The Abbey, Aston Abbotts is a country house in Buckinghamshire, England. The house derived its name from being a property of St. Albans Abbey in the Middle Ages, and it belonged to the Dormer family from the Dissolution of the Monasteries until the early 19th century. While in their ownership the house was almost continuously tenanted, and it was altered in a piecemeal way as a result. In the early 20th century it was a secondary seat of the Spencer family of Coles Hall. It was the family home for Captain Harold and Mrs Beatrice (née Shaw) Morton in 1923 and sold in 1989 after their deaths. It is now an L-shaped house with a plain, mildly neo-Classical, south front of c.1800, masking a medieval hall and dining-room, and Queen Anne drawing-room at W. end; the smaller west wing is Elizabethan.

There has been a property at the location since before the Domesday Book. Although the Abbey has never been an ecclesiastical building, it was so named having been built on land confiscated from the Abbotts of St. Albans by Henry VIII.

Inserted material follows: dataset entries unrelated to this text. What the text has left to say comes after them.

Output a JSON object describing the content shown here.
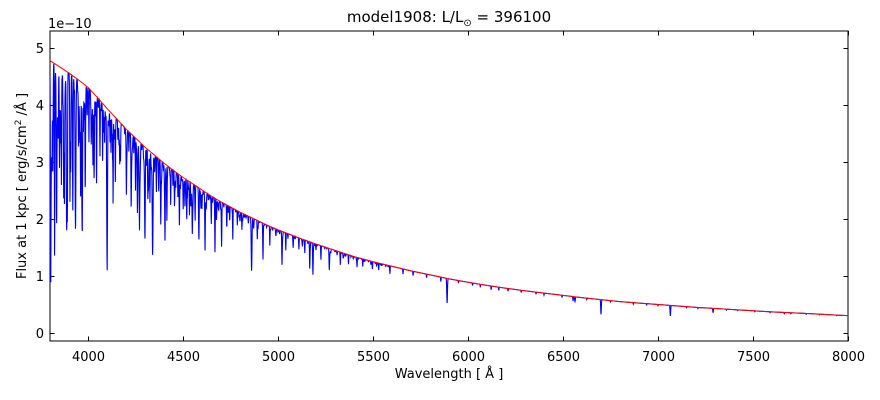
{
  "chart_data": {
    "type": "line",
    "title": {
      "pre": "model1908: L/L",
      "sun_symbol": "⊙",
      "post": " = 396100"
    },
    "xlabel": "Wavelength [ Å ]",
    "ylabel": {
      "pre": "Flux at 1 kpc [ erg/s/cm",
      "sup": "2",
      "post": " /Å ]"
    },
    "offset_label": "1e−10",
    "grid": false,
    "legend": null,
    "xlim": [
      3800,
      8000
    ],
    "ylim": [
      -0.14,
      5.29
    ],
    "xticks": [
      4000,
      4500,
      5000,
      5500,
      6000,
      6500,
      7000,
      7500,
      8000
    ],
    "yticks": [
      0,
      1,
      2,
      3,
      4,
      5
    ],
    "y_scale_factor": "1e-10",
    "series": [
      {
        "name": "model-spectrum",
        "color": "#0000ee",
        "role": "spectrum"
      },
      {
        "name": "continuum-fit",
        "color": "#ff0000",
        "role": "continuum"
      }
    ],
    "continuum_points": [
      [
        3800,
        4.78
      ],
      [
        3850,
        4.67
      ],
      [
        3900,
        4.56
      ],
      [
        3950,
        4.44
      ],
      [
        4000,
        4.31
      ],
      [
        4050,
        4.13
      ],
      [
        4100,
        3.94
      ],
      [
        4150,
        3.76
      ],
      [
        4200,
        3.58
      ],
      [
        4250,
        3.42
      ],
      [
        4300,
        3.26
      ],
      [
        4350,
        3.12
      ],
      [
        4400,
        2.98
      ],
      [
        4450,
        2.85
      ],
      [
        4500,
        2.73
      ],
      [
        4550,
        2.62
      ],
      [
        4600,
        2.51
      ],
      [
        4650,
        2.4
      ],
      [
        4700,
        2.3
      ],
      [
        4750,
        2.21
      ],
      [
        4800,
        2.12
      ],
      [
        4850,
        2.04
      ],
      [
        4900,
        1.96
      ],
      [
        4950,
        1.88
      ],
      [
        5000,
        1.81
      ],
      [
        5100,
        1.68
      ],
      [
        5200,
        1.56
      ],
      [
        5300,
        1.45
      ],
      [
        5400,
        1.34
      ],
      [
        5500,
        1.25
      ],
      [
        5600,
        1.17
      ],
      [
        5700,
        1.09
      ],
      [
        5800,
        1.02
      ],
      [
        5900,
        0.95
      ],
      [
        6000,
        0.89
      ],
      [
        6100,
        0.835
      ],
      [
        6200,
        0.785
      ],
      [
        6300,
        0.74
      ],
      [
        6400,
        0.7
      ],
      [
        6500,
        0.66
      ],
      [
        6600,
        0.62
      ],
      [
        6700,
        0.585
      ],
      [
        6800,
        0.55
      ],
      [
        6900,
        0.525
      ],
      [
        7000,
        0.5
      ],
      [
        7100,
        0.475
      ],
      [
        7200,
        0.45
      ],
      [
        7300,
        0.43
      ],
      [
        7400,
        0.41
      ],
      [
        7500,
        0.39
      ],
      [
        7600,
        0.37
      ],
      [
        7700,
        0.355
      ],
      [
        7800,
        0.34
      ],
      [
        7900,
        0.32
      ],
      [
        8000,
        0.305
      ]
    ],
    "absorption_lines": [
      [
        3815,
        0.28,
        1.5
      ],
      [
        3824,
        0.32,
        1.5
      ],
      [
        3835,
        0.42,
        2.5
      ],
      [
        3850,
        0.25,
        1.5
      ],
      [
        3860,
        0.33,
        1.5
      ],
      [
        3872,
        0.22,
        1.5
      ],
      [
        3889,
        0.42,
        2.5
      ],
      [
        3905,
        0.25,
        1.5
      ],
      [
        3920,
        0.3,
        1.5
      ],
      [
        3934,
        0.57,
        3.0
      ],
      [
        3950,
        0.22,
        1.5
      ],
      [
        3969,
        0.52,
        3.0
      ],
      [
        3985,
        0.2,
        1.5
      ],
      [
        4005,
        0.22,
        1.5
      ],
      [
        4026,
        0.26,
        1.8
      ],
      [
        4045,
        0.3,
        1.8
      ],
      [
        4063,
        0.24,
        1.5
      ],
      [
        4077,
        0.25,
        1.5
      ],
      [
        4101,
        0.53,
        3.0
      ],
      [
        4121,
        0.18,
        1.5
      ],
      [
        4132,
        0.22,
        1.5
      ],
      [
        4144,
        0.25,
        1.8
      ],
      [
        4167,
        0.18,
        1.5
      ],
      [
        4202,
        0.25,
        1.8
      ],
      [
        4227,
        0.32,
        1.8
      ],
      [
        4250,
        0.22,
        1.5
      ],
      [
        4260,
        0.26,
        1.5
      ],
      [
        4271,
        0.28,
        1.8
      ],
      [
        4300,
        0.32,
        2.2
      ],
      [
        4315,
        0.26,
        1.8
      ],
      [
        4326,
        0.28,
        1.5
      ],
      [
        4340,
        0.55,
        3.0
      ],
      [
        4360,
        0.2,
        1.5
      ],
      [
        4383,
        0.37,
        2.0
      ],
      [
        4405,
        0.3,
        1.8
      ],
      [
        4415,
        0.24,
        1.5
      ],
      [
        4435,
        0.2,
        1.5
      ],
      [
        4455,
        0.18,
        1.5
      ],
      [
        4481,
        0.29,
        1.8
      ],
      [
        4501,
        0.2,
        1.5
      ],
      [
        4520,
        0.24,
        1.5
      ],
      [
        4534,
        0.22,
        1.5
      ],
      [
        4549,
        0.28,
        1.8
      ],
      [
        4564,
        0.2,
        1.5
      ],
      [
        4584,
        0.26,
        1.8
      ],
      [
        4616,
        0.4,
        1.8
      ],
      [
        4649,
        0.2,
        1.5
      ],
      [
        4668,
        0.26,
        1.8
      ],
      [
        4703,
        0.32,
        1.8
      ],
      [
        4730,
        0.15,
        1.5
      ],
      [
        4762,
        0.25,
        1.5
      ],
      [
        4786,
        0.12,
        1.5
      ],
      [
        4810,
        0.14,
        1.5
      ],
      [
        4861,
        0.46,
        2.8
      ],
      [
        4891,
        0.16,
        1.5
      ],
      [
        4921,
        0.33,
        1.8
      ],
      [
        4957,
        0.18,
        1.5
      ],
      [
        5021,
        0.32,
        1.8
      ],
      [
        5041,
        0.15,
        1.5
      ],
      [
        5080,
        0.12,
        1.5
      ],
      [
        5110,
        0.12,
        1.5
      ],
      [
        5141,
        0.14,
        1.5
      ],
      [
        5167,
        0.28,
        1.8
      ],
      [
        5184,
        0.27,
        1.8
      ],
      [
        5226,
        0.15,
        1.5
      ],
      [
        5270,
        0.2,
        1.8
      ],
      [
        5328,
        0.15,
        1.5
      ],
      [
        5371,
        0.12,
        1.5
      ],
      [
        5416,
        0.12,
        1.5
      ],
      [
        5446,
        0.1,
        1.5
      ],
      [
        5497,
        0.09,
        1.5
      ],
      [
        5530,
        0.1,
        1.5
      ],
      [
        5589,
        0.12,
        1.5
      ],
      [
        5658,
        0.08,
        1.5
      ],
      [
        5711,
        0.07,
        1.5
      ],
      [
        5782,
        0.06,
        1.5
      ],
      [
        5857,
        0.08,
        1.5
      ],
      [
        5890,
        0.45,
        2.5
      ],
      [
        5950,
        0.05,
        1.5
      ],
      [
        6024,
        0.05,
        1.5
      ],
      [
        6065,
        0.06,
        1.5
      ],
      [
        6122,
        0.08,
        1.5
      ],
      [
        6162,
        0.07,
        1.5
      ],
      [
        6211,
        0.06,
        1.5
      ],
      [
        6280,
        0.05,
        1.5
      ],
      [
        6358,
        0.05,
        1.5
      ],
      [
        6400,
        0.05,
        1.5
      ],
      [
        6495,
        0.06,
        1.5
      ],
      [
        6553,
        0.12,
        1.8
      ],
      [
        6563,
        0.13,
        2.5
      ],
      [
        6625,
        0.04,
        1.5
      ],
      [
        6700,
        0.44,
        2.2
      ],
      [
        6750,
        0.04,
        1.5
      ],
      [
        6870,
        0.05,
        1.5
      ],
      [
        6940,
        0.04,
        1.5
      ],
      [
        7000,
        0.04,
        1.5
      ],
      [
        7065,
        0.38,
        2.2
      ],
      [
        7150,
        0.04,
        1.5
      ],
      [
        7210,
        0.04,
        1.5
      ],
      [
        7290,
        0.18,
        2.0
      ],
      [
        7360,
        0.04,
        1.5
      ],
      [
        7420,
        0.03,
        1.5
      ],
      [
        7510,
        0.04,
        1.5
      ],
      [
        7590,
        0.04,
        1.5
      ],
      [
        7665,
        0.06,
        1.8
      ],
      [
        7699,
        0.05,
        1.8
      ],
      [
        7780,
        0.04,
        1.5
      ],
      [
        7850,
        0.03,
        1.5
      ],
      [
        7940,
        0.03,
        1.5
      ]
    ],
    "line_forest": {
      "seed": 42,
      "count": 340,
      "lambda_min": 3803,
      "lambda_max": 5600,
      "blue_weight_power": 1.9,
      "max_extra_depth": 0.24
    }
  }
}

The property has had some illustrious owners including the Duke of Buckingham, Sir James Clark Ross, the polar explorer who gave his name to many geographical features in the Antarctic, such as the Ross Ice Shelf, and President Benes of Czechoslovakia.

During the Second World War from 1940 to 1945 Dr Edvard Beneš, the exiled President of Czechoslovakia, stayed at the Abbey in Aston Abbotts. During this period the Morton family moved to The White House, Aston Abbotts. Major Morton being invested him as a Commander in the Order of the White Lion (Order of the White Lion, third class), for services to the Home Guard and wartime defence of the Czechoslovaks.

In the gardens of the Abbey there is a lake with two islands, named after the Ross expedition's ships HMS Erebus and HMS Terror.